Due to the onset of the Coronavirus pandemic and subsquent lockdown, Bristol Pride had already announced plans to postpone the two week-long festival until September, but now as that date drew closer the team have now confirmed that the festival will take place, online, from the 1-12 September.
The team announced ;
Bristol Pride is a unique and important event that celebrates the LGBT+ community and offers the chance to connect and bring people together. As well as showcasing our wonderfully diverse community, Pride is about overcoming prejudice and hatred, reducing isolation, and showing members of the LGBT+ community that they are not alone.
These principles we feel are even more crucial, as many people are living disconnected from each other, their wider communities and support networks. It’s also important to note that many LGBT+ people, especially young people, are living through a lockdown with unsupportive families or housemates. As ever we want to ensure Pride still creates a place where everyone is welcome, is visible and celebrated with joy, laughter and friendship.
The pride team have pledged to move some of the events and activities that pride-goers have come to love from the annual festival online, including the dog show, film festival, comedy night, family and wellbeing activities and a showcase of the stalls and groups usually found in the community area on Pride Day.
The digital festival will culminate with an exciting Pride Day celebration with a virtual parade and performances from across the different stages you would have found on The Downs this summer, along with special messages of support. There will also be afterparty DJ sets to keep the celebrations going into the evening.

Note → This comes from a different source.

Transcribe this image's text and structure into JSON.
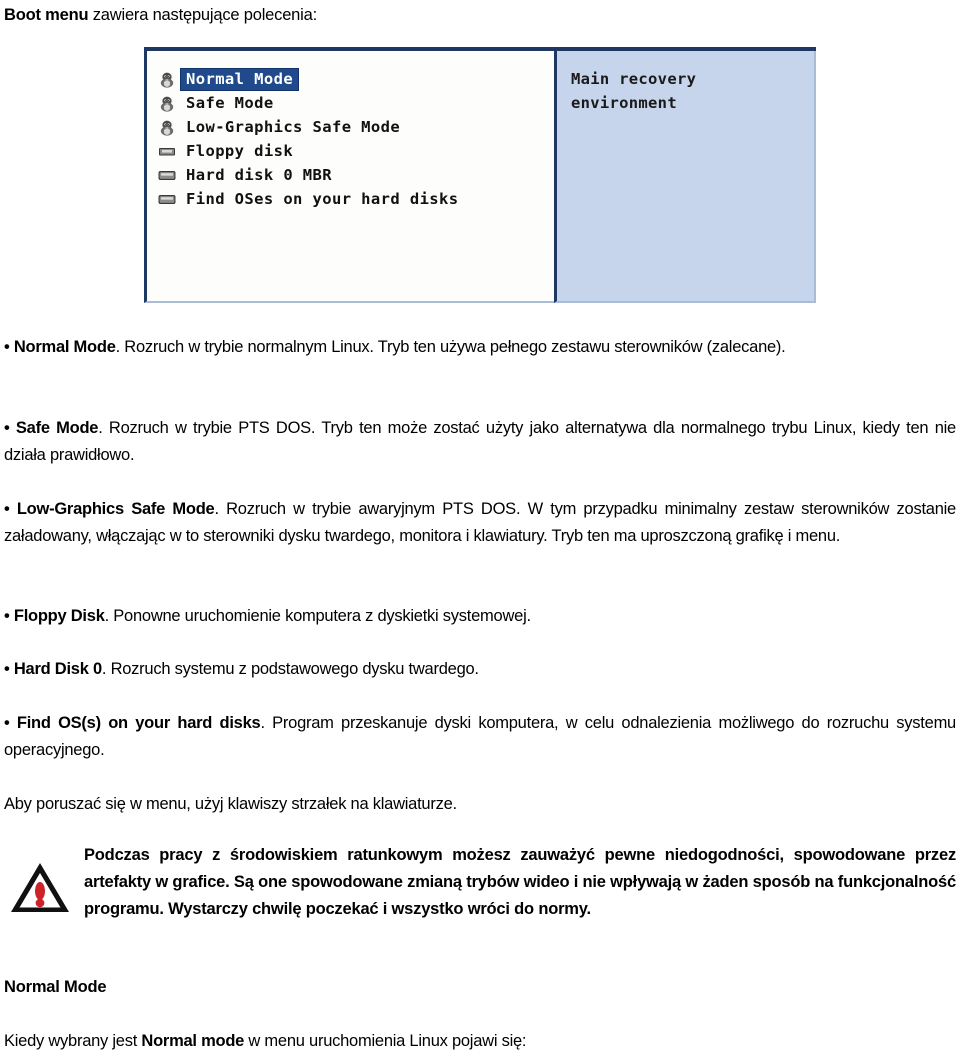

Bristol Pride said “This was not an easy decision to make, we’ve closely followed the developments with Covid-19 and carefully considered the impact this will have on our community and our ability to deliver the festival. Last year 40,000 people attended Pride Day and people travelled from all over the UK and overseas to celebrate Pride in Bristol. We consider the health and safety of our attendees, staff and city of upmost importance and with a restriction on mass gatherings looking to continue we’re just not able to deliver a physical festival this year.
But Pride is such a vital part of many people’s lives the show must go on and we’re really excited and energised at the thought of mixing it up and delivering a great show online.”